Hello i am 27 years old and my husband is 34. we have been married for 8 years(anniversary is actually today) and we have 2 boys ages 4 and 7. I don't know what to do anymore. Over the past year, things between him and i have not been that great. i feel like we are growing apart, and we are both to blame. Ive tried sitting down and talking with him time and time again and the results are always the same...things change and get better for about 2 weeks then its back to the way it was. he tends to be a one way highway most of the time, meaning he can go and do what he pleases and can be gone for hours on end while I'm at home with the kids but if i go to a friends house that is right around the corner I'm getting phone calls 10 minutes after being gone saying " when u gonna be home" or "hurry up and get home". if i go to the gym and I'm gone for longer then 30 min I'm getting phone calls asking what I'm doing and why its taking so long. i tried talking to him last night and all he did was make excuses or turn everything on me one way or another. i explained i think we both need a temp seperation to reflect on everything because we are both guilty of taking stuff for granted. So what I'm wondering is if anyone has done a separation and did it help or make it worse? I'm at the point that I'm starting to give up hope because its always the same outcome....this is the only thing i could think of other than divorce. any ideas or advise would be GREATLY appreciated


----------



## Acorn (Dec 16, 2010)

A separation more often than not means it is over.

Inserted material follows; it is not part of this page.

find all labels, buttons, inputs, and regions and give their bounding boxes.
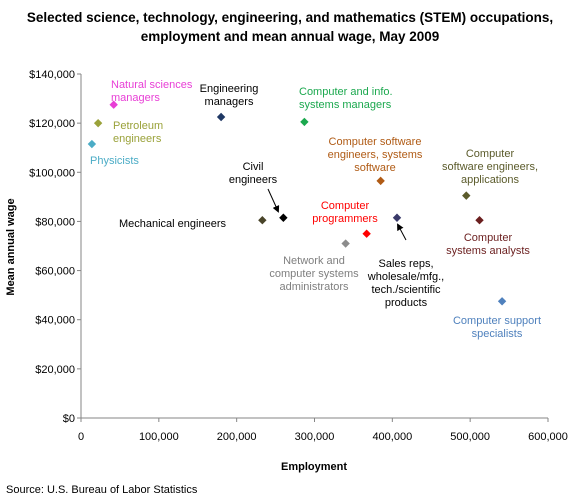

Have you tried marriage counseling? I think that is a much more reasonable step unless you are really feeling like you must be away.


----------



## woundedwarrior (Dec 9, 2011)

Unless you are constantly screaming at or ignoring each other, a separation probably wouldn't help things. It seems like once a foot is out, there is a temptation to stay out. If you decide to then agree on some ground rules so you can have the mindset of saving the marriage, instead of using it as "testing the waters"


----------



## EuphoricConfessions (Dec 20, 2012)

My wife and I separated about 9 months ago. She said that we needed to do X, Y, and Z before I could move back in. Now I have done all of the things she asked and she still does not want me to move back in. She seems pretty content living her life without me in it as her spouse.


----------